En octobre 2008, deux responsables locaux impliqués dans l'affrètement du Probo Koala ont été condamnés à 20 et 5 ans de prison à Abidjan. En février 2007, la Côte d'Ivoire a conclu un accord avec Trafigura, mettant un terme aux poursuites en échange d'un dédommagement de 152 millions d'euros.
Le temps est passé. Mais d’aucuns sont restés mobilisés…
Selon un rapport publié jeudi dernier, le spécialiste de l’Onu sur les déchets toxiques, Okechukwu Ibeanu, détiendrait des «preuves solides» liant le décès des 19 personnes à cette pollution survenue en août 2006.
Cela étant, la multinationale qui a toujours nié en bloc et avec véhémence, dès lors que l’on a tenté de mettre en cause sa responsabilité dans cette affaire, maintient son cap.

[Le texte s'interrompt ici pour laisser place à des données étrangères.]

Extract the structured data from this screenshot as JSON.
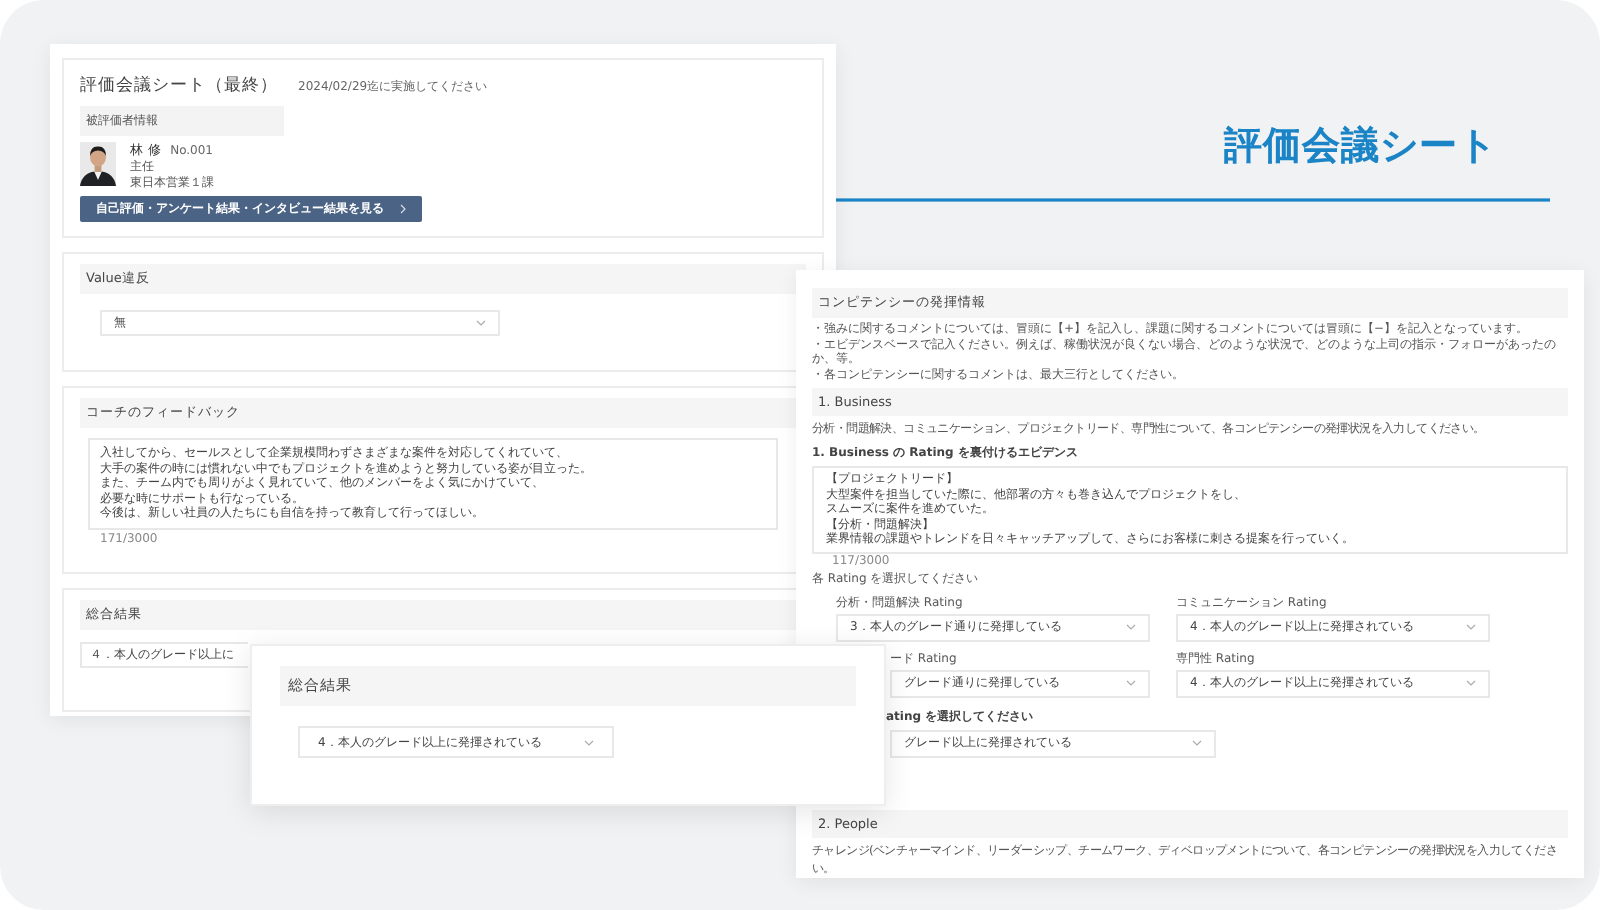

Même cause, mêmes effets : on ne veut pas entendre parler de ce rapport, dont on rejette les arguments.
Trafigura indique d’ailleurs avoir fait mener début 2009, par des experts indépendants, une série de tests sur plusieurs sites à Abidjan, «qui n’ont permis d’identifier aucun composant issu des ‘’slop’’». A partir de là, CQFD, absence de risques pour la santé en ces lieux. Telle est la conclusion émise par Trafigura, qui rappelons le, était l’affréteur du cargo Probo Koala, dont les résidus toxiques avaient été déversés principalement à Abidjan.
19 morts et quelques milliers d’intoxiqués plus tard, Trafigura avait aussi conclu un accord à l’amiable avec l’Etat Ivoirien, en février 2007, en contrepartie de quoi, la société lui avait versé une indemnisation de 100 milliards de francs Cfa.
Nouveau rebondissement récent : «des négociations survenues entre les victimes de ces produits et l’affréteur du bateau qui les a déversés à Abidjan ont abouti à un accord de dédommagement. Après deux semaines «d’âpres discussions», un accord d’indemnisation a été obtenu entre les victimes représentées par un cabinet d’avocats anglais «Leigh Day £ Co» et ceux de la multinationale, Trafigura.
A la suite de cette négociation, Trafigura a accepté de payer, selon une lettre ‘’confidentielle’’ en date du 8 septembre, adressée aux victimes par ledit cabinet : un total de 30 millions de Livres Sterling (soient 21,2 milliards) seront divisés de manière équitable entre les 30 000 clients qui recevront donc la somme de 750 mille francs Cfa, chacun.
Cette offre évitera certainement un autre procès à la société Trafigura. Pour Martin Day, directeur du cabinet, qui séjourne actuellement à Abidjan, pour «expliquer les détails de la proposition (...), si les victimes acceptent cette offre, ce sera la fin des actions en dommage contre Trafigura». Il conseille d'ailleurs de signer et évoque les lenteurs d'une procédure telle que celle-là : «nous avons certes des chances de le gagner, mais il peut durer des années. Cela ténat, nous pouvons aussi le perdre»... Et d’ajouter, «si vous acceptez cette offre, vous pourrez avoir votre argent d’ici la fin du mois d’octobre». Pour un certains nombre de victimes, «un mauvais arrangement valant mieux qu’un bon procès», elles ont choisi de signer, depuis dimanche, l’offre faite par Trafigura...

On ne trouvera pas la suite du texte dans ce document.